Während aber die Eindrücke der physischen Welt so auf den Menschen wirken, dass er sie später erinnern kann durch dasjenige, was sie selbst in ihm bewirkt haben, muss er im Bereich des Übersinnlichen mit den Erlebnissen selbst eine solche Verrichtung vornehmen, die es ermöglicht, dass er später auch im gewöhnlichen Bewusstsein von ihnen weiß. In den übersinnlichen Erlebnissen muss eben alles im vollen Lichte des Bewusstseins ablaufen. Immerhin hat der Geistesforscher Schwierigkeit mit dem erinnerungsmäßigen Behalten seiner im Übersinnlichen gemachten Erfahrungen. Er kann nicht leicht anderen Menschen «bloß aus dem Gedächtnisse» erzählen, was er weiß; er ist oft genötigt, wenn dies von ihm verlangt wird, in seiner Seele die Bedingungen wiederherzustellen, unter denen er die zu schildernde Erfahrung gemacht hat, um das Geschaute wieder zu schauen, wenn er sich darüber aussprechen soll.

Auch die Beziehung der im Übersinnlichen erlebten Bildet auf die ihnen entsprechende Wirklichkeit (vgl. S. 63 f dieser Schrift) ist kein solch einfacher Vorgang wie die Beziehungen eines seelischen Eindruckes auf einen sinnlichen Gegenstand oder Vorgang. Im Übersinnlichen muss das Bewusstsein diese Beziehung voll durchschauen. Es ist nicht so, wie wenn man einen Tisch vor sich hat.

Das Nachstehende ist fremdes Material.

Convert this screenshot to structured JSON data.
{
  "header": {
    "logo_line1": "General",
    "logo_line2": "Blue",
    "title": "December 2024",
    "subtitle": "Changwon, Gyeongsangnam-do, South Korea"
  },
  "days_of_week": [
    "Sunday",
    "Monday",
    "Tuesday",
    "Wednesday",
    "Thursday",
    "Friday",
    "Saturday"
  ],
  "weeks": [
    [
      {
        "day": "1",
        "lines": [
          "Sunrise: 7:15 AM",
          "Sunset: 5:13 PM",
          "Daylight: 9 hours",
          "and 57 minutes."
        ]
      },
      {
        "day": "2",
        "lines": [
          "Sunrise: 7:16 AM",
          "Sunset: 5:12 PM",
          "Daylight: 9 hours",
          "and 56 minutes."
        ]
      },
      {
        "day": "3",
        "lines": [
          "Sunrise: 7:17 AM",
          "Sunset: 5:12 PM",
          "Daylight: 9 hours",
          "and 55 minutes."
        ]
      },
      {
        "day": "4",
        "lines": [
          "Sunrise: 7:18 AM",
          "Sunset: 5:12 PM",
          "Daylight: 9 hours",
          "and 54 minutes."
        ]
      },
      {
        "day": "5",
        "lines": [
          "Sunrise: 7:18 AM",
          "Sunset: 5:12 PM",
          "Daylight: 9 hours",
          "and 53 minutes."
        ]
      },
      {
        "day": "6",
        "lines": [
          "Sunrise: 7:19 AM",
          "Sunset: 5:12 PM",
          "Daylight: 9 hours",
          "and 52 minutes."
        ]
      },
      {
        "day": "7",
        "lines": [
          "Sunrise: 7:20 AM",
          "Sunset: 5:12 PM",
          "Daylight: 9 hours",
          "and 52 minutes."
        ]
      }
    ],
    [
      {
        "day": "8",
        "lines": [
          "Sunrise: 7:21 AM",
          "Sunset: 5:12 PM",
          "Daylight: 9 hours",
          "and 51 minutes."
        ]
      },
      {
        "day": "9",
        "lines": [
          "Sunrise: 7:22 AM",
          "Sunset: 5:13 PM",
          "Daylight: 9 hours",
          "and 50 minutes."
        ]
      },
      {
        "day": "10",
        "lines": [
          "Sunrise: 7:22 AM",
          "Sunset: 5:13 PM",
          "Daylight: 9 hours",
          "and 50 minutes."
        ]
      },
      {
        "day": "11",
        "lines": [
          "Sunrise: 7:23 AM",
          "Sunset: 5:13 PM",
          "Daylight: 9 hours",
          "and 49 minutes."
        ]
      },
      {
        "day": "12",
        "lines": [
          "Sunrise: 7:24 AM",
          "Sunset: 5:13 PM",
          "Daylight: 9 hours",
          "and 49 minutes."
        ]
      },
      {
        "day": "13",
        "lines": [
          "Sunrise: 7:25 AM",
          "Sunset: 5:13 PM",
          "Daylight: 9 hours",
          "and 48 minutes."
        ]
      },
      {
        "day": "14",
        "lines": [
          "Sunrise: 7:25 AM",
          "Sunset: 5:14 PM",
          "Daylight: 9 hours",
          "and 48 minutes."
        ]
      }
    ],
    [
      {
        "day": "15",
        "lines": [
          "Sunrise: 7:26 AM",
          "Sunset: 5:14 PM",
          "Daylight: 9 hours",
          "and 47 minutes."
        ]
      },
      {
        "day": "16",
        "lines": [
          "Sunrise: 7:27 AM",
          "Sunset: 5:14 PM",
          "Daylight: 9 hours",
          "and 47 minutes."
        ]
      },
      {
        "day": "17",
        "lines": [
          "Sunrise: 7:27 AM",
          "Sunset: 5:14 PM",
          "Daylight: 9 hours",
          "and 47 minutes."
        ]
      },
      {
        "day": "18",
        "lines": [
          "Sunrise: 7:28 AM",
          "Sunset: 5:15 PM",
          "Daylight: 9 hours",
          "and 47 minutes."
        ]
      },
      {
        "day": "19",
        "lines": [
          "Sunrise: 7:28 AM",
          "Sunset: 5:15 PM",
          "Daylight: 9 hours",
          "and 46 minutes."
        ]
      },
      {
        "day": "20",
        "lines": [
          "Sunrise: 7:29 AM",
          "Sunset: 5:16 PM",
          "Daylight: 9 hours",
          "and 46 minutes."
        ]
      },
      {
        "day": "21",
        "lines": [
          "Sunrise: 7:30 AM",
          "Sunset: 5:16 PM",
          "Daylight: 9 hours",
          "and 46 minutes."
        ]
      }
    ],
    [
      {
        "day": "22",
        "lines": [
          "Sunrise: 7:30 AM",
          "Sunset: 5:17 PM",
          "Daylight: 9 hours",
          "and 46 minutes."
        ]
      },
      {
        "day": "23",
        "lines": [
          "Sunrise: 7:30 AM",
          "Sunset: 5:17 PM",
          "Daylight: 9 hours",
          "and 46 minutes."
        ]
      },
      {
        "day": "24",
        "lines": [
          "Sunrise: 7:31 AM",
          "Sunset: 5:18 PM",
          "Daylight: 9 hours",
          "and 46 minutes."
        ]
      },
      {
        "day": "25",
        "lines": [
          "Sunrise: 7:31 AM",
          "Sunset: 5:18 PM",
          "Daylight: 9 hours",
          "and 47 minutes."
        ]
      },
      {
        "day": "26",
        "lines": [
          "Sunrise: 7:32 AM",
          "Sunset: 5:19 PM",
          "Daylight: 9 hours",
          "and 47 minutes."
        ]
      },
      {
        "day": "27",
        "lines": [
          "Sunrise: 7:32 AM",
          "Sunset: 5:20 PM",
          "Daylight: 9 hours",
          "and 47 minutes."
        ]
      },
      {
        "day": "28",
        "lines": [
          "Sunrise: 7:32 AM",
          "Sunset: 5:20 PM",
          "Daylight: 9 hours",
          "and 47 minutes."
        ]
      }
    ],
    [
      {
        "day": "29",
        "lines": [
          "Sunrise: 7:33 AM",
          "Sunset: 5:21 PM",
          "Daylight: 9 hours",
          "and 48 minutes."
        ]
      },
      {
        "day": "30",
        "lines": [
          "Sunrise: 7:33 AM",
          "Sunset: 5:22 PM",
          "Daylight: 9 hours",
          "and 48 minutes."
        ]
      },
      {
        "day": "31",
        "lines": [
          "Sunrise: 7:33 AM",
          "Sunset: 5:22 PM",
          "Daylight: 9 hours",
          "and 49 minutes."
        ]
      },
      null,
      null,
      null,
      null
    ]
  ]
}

Da steht der Tisch vor der Seele; was dabei in ihr vorgeht, das lebt gar nicht oder ganz abgeschattet in dem Bewusstsein. Beim Wahrnehmen einer übersinnlichen Wesenheit hat man - auch wenn man in der oben geschilderten Art das Bild «durchsichtig» gemacht hat - das gefühlsartige Erlebnis dieses Bildes im Selbstbewusstsein. Und eben dadurch, dass man sich in dieses gefühlsartige Erlebnis mit dem übersinnlichen Bewusstsein ganz hineinversenkt, tritt die Wirklichkeit vor der Seele auf, deren Erleben ganz deutlich von dem Erleben des Bildes unterschieden werden kann und muss. Es dürfen diese beiden Erlebnisse nicht ineinander verschwimmen. Denn darin läge die Quelle von Illusionen über das, was man erlebt.